Von der Mini-Feuerwehr über die Jugendwehr mit ihren zusammen 40 Nachwuchsleuten bis hin zur Einsatzabteilung mit 50 aktiven Feuerwehrleuten bekommen alle Abteilungen eigene Räume und nach Geschlechtern aufgeteilte Umkleiden. Im alten Gerätehaus mussten sich die Brandschützer die Umkleiden in einer abgetrennten Ecke der Garage noch teilen. Seit Beginn der Bauzeit im Oktober 2018 muss sich die Feuerwehr gar mit einer Behelfshalle begnügen. Dass das Feuerwehrgerätehaus nicht mehr den sicherheitstechnischen Anforderungen der Moderne entsprach, wurde schon bei einer Sicherheitsanalyse 2008 festgestellt. „Hier ist durch eine begrenzte Maßnahme etwas Großartiges entstanden“, lobt Feuerwehrchef Guischard.

Der „große Wurf“

Die Gonzenheimer Kombination ist ungewöhnlich. Das Vereinshaus am Kitzenhof ist eines von sechs Bürger- und Vereinshäusern der Kurstadt. Seine Besonderheit ist, dass sich die Räume der Freiwilligen Feuerwehr unmittelbar anschließen, die Gebäudeteile sind miteinander verbunden. Oberbürgermeister Alexander Hetjes hat das nett gesagt: „Das Haus vereint alles, was man so zum Leben braucht.“ Vereine, Heimatmuseum, ein Catererbetrieb und die Feuerwehr teilen sich die Räume seit vielen Jahren. Seit der Errichtung 1972 wurde in Teilen schon mehrfach saniert und hier und da angebaut, auch jetzt sollte es eigentlich nur um die Lüftung des Gunzosaals, Brandschutz und ein paar Verbesserungen für die Wehr gehen, ehe daraus der „große Wurf mit Blick in die Zukunft“ wurde, so Hetjes. Alles wurde sozusagen von rechts auf links gedreht, damit alle Beteiligten vom Projekt profitieren können.

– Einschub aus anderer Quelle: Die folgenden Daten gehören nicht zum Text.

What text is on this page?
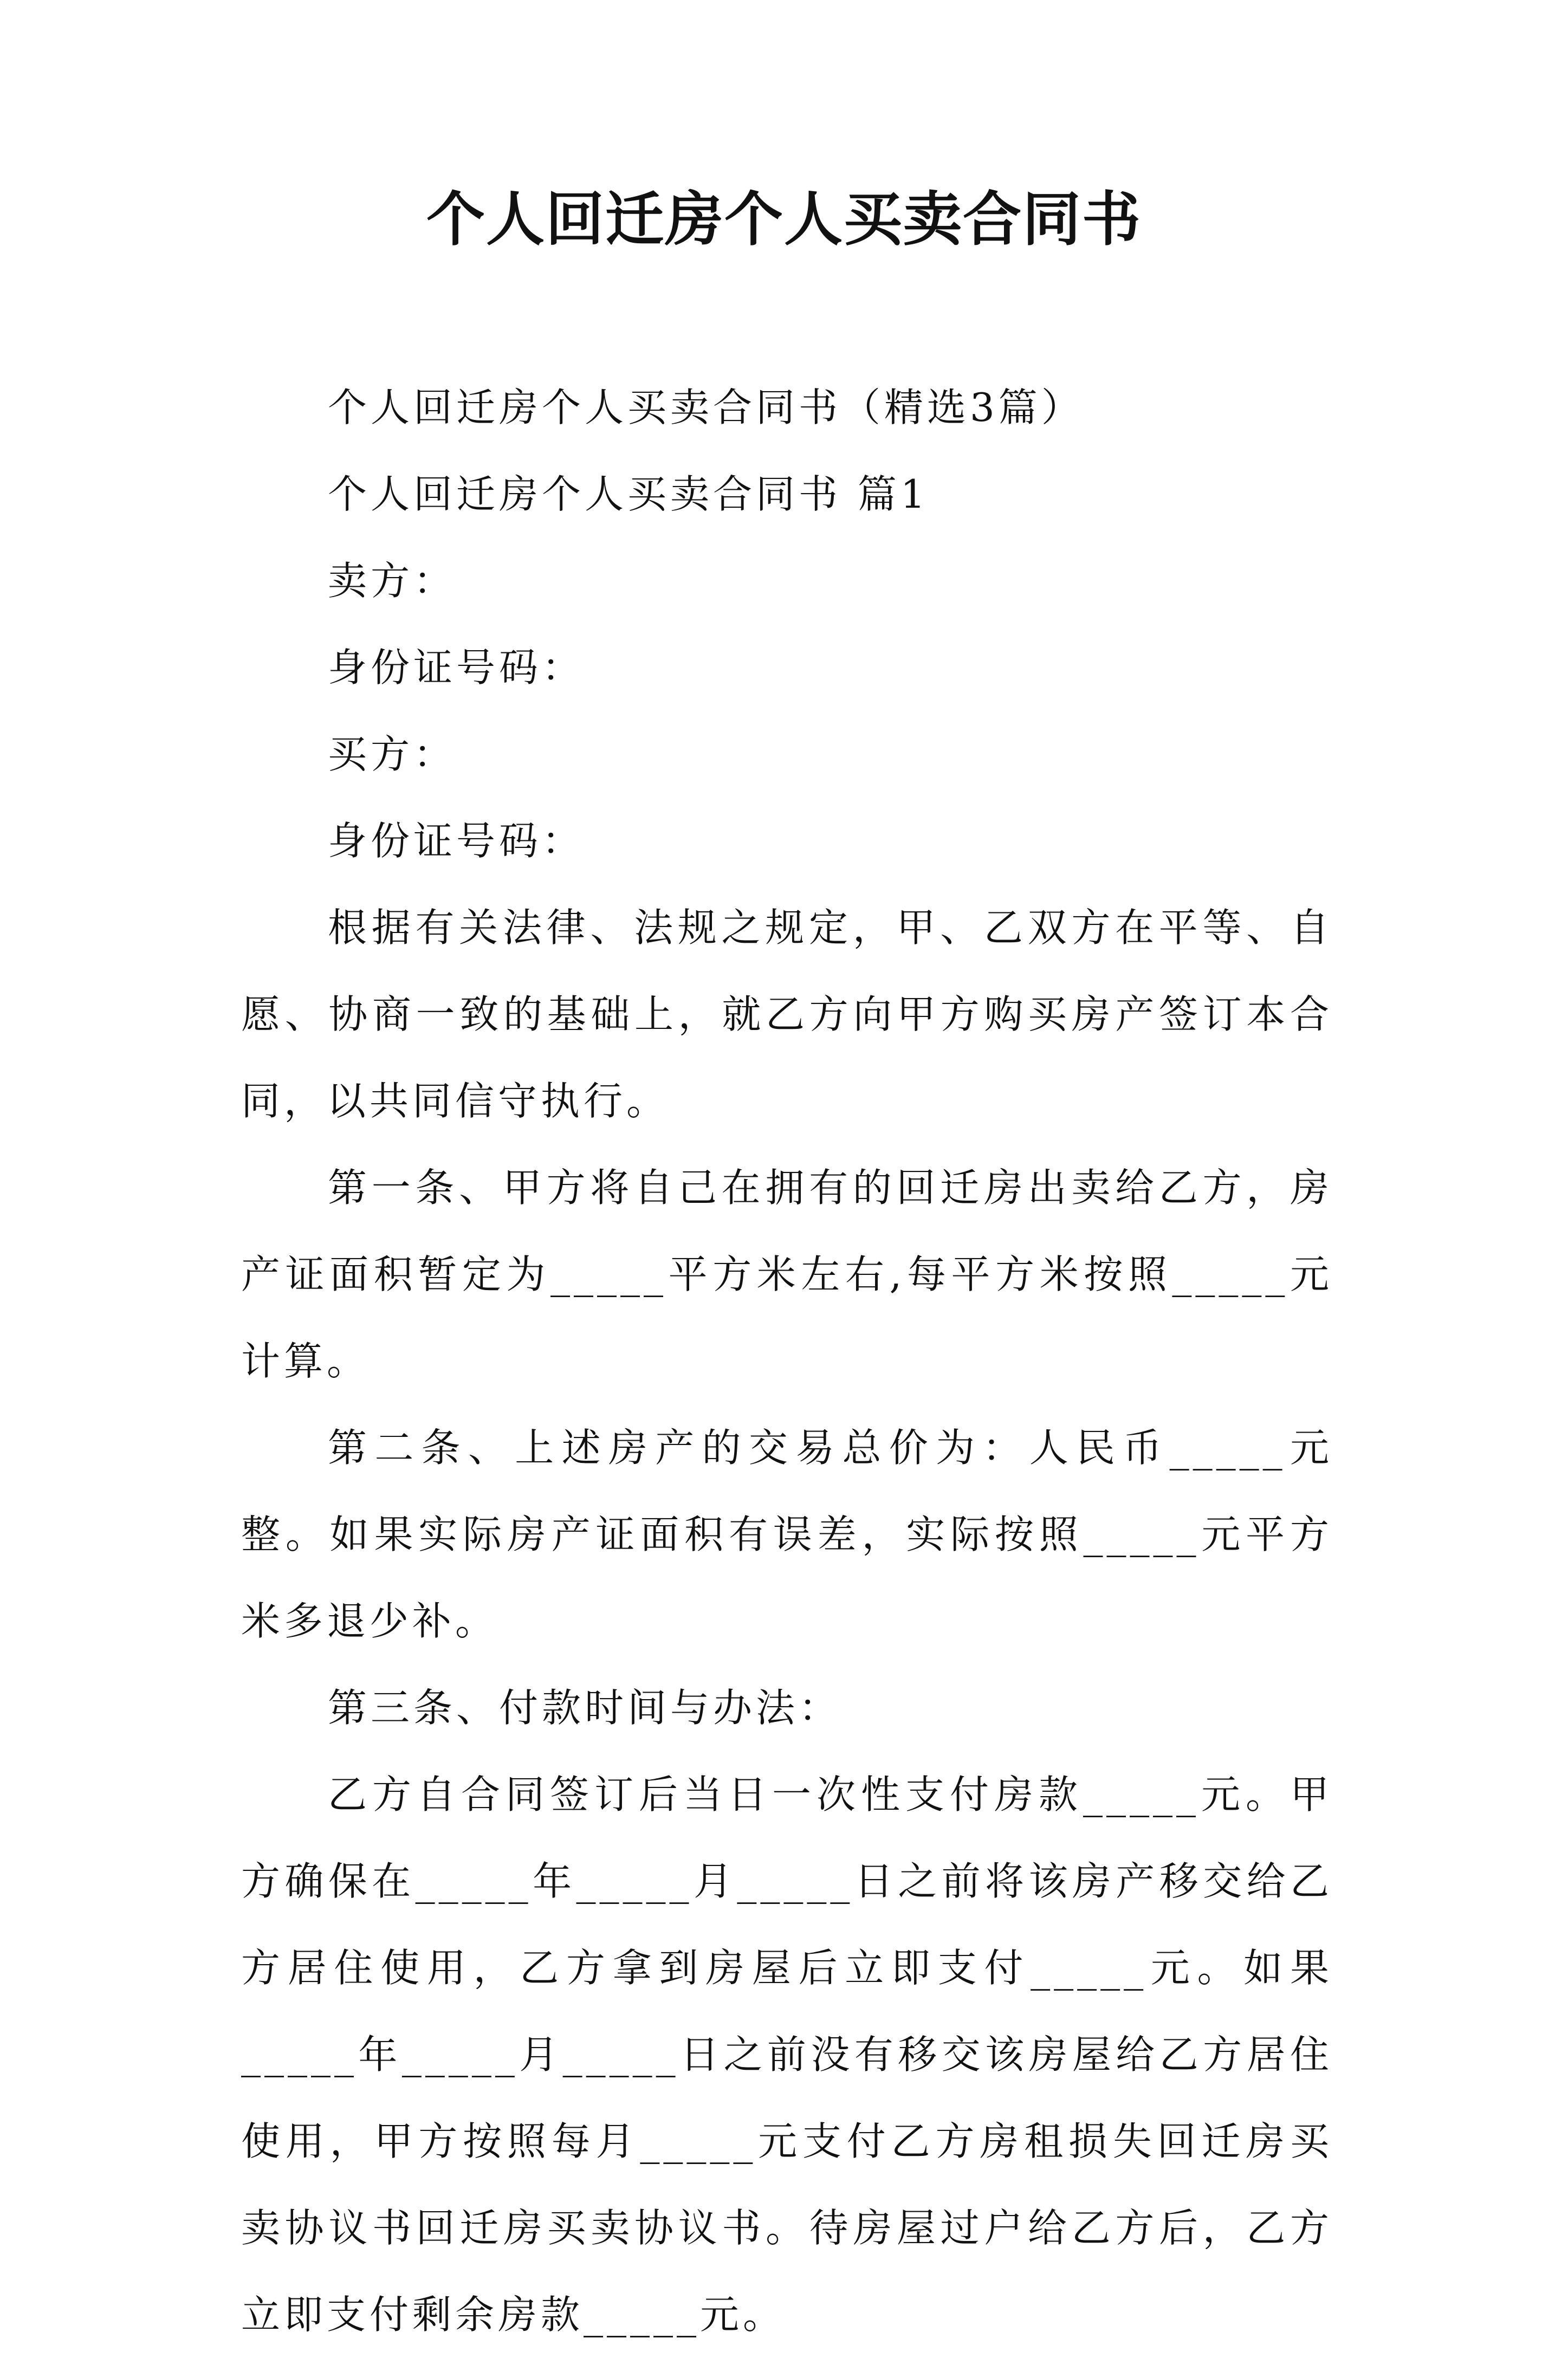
个人回迁房个人买卖合同书

个人回迁房个人买卖合同书（精选3篇）

个人回迁房个人买卖合同书 篇1

卖方：

身份证号码：

买方：

身份证号码：

根据有关法律、法规之规定，甲、乙双方在平等、自愿、协商一致的基础上，就乙方向甲方购买房产签订本合同，以共同信守执行。

第一条、甲方将自己在拥有的回迁房出卖给乙方，房产证面积暂定为_____平方米左右,每平方米按照_____元计算。

第二条、上述房产的交易总价为：人民币_____元整。如果实际房产证面积有误差，实际按照_____元平方米多退少补。

第三条、付款时间与办法：

乙方自合同签订后当日一次性支付房款_____元。甲方确保在_____年_____月_____日之前将该房产移交给乙方居住使用，乙方拿到房屋后立即支付_____元。如果_____年_____月_____日之前没有移交该房屋给乙方居住使用，甲方按照每月_____元支付乙方房租损失回迁房买卖协议书回迁房买卖协议书。待房屋过户给乙方后，乙方立即支付剩余房款_____元。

Die Vereine müssen noch ein bisschen länger als die Feuerwehr auf den Einzug warten, sie dürfen erst im August das sanierte Gebäude wieder belegen. Bis dahin soll auch der Parkplatz gegenüber geräumt werden, wo die Feuerwehr von einer schmucklosen Behelfshalle aus einen Notbetrieb aufrechterhalten hat. Dann bekommen die Bürger Gonzenheims ihr „Herzstück“ zurück. Mit wunderbarer neuer Lüftungstechnik im Gunzosaal, mit optimaler Akustik unter der abgehängten Decke, mit neuer Bühnentechnik und schallabsorbierendem Material hinter den Wandpaneelen. Im Erdgeschoss sind die Küche und der Gastraum neu, alle technischen Anlagen des Hauses von den Rohrleitungen im Untergrund bis zur Dämmung der Dachflächen wurden komplett erneuert und neu geordnet.

Der Feuerwehrstandort beruht auf dem modernen taktischen Einsatzkonzept der Bad Homburger Feuerwehr. Stichwort „kompakte und leistungsfähige Nothilfeeinrichtung“: Im Zusammenspiel sind Vereinshaus und Feuerwehrhaus als Behelfsunterkunft und Notfallstation nutzbar. Ausgerüstet mit einer Großküche zur Verpflegung von evakuierten Menschen und mindestens 50 Feldbetten im eigenen Vorrat bei möglicher schneller Nachlieferung. Ein eventuelles Notlager könnte auch mit Notstromaggregat energietechnisch versorgt werden. Ein weiterer Stützpunkt für den Bevölkerungsschutz, wie er derzeit auch auf der anderen Seite Bad Homburgs im Ortsteil Dornholzhausen entsteht. Auf der Feuerwehrebene ausgerüstet mit moderner Technik, schon bei Ankunft an zwei möglichen Eingängen werden die Brandschützer noch vor dem Umziehen über Bildschirme von der Leitstelle aus über die Gefahrenlage am Brand- oder Unfallort informiert, damit sie sofort zur passenden Uniform und der passenden Ausrüstung greifen können.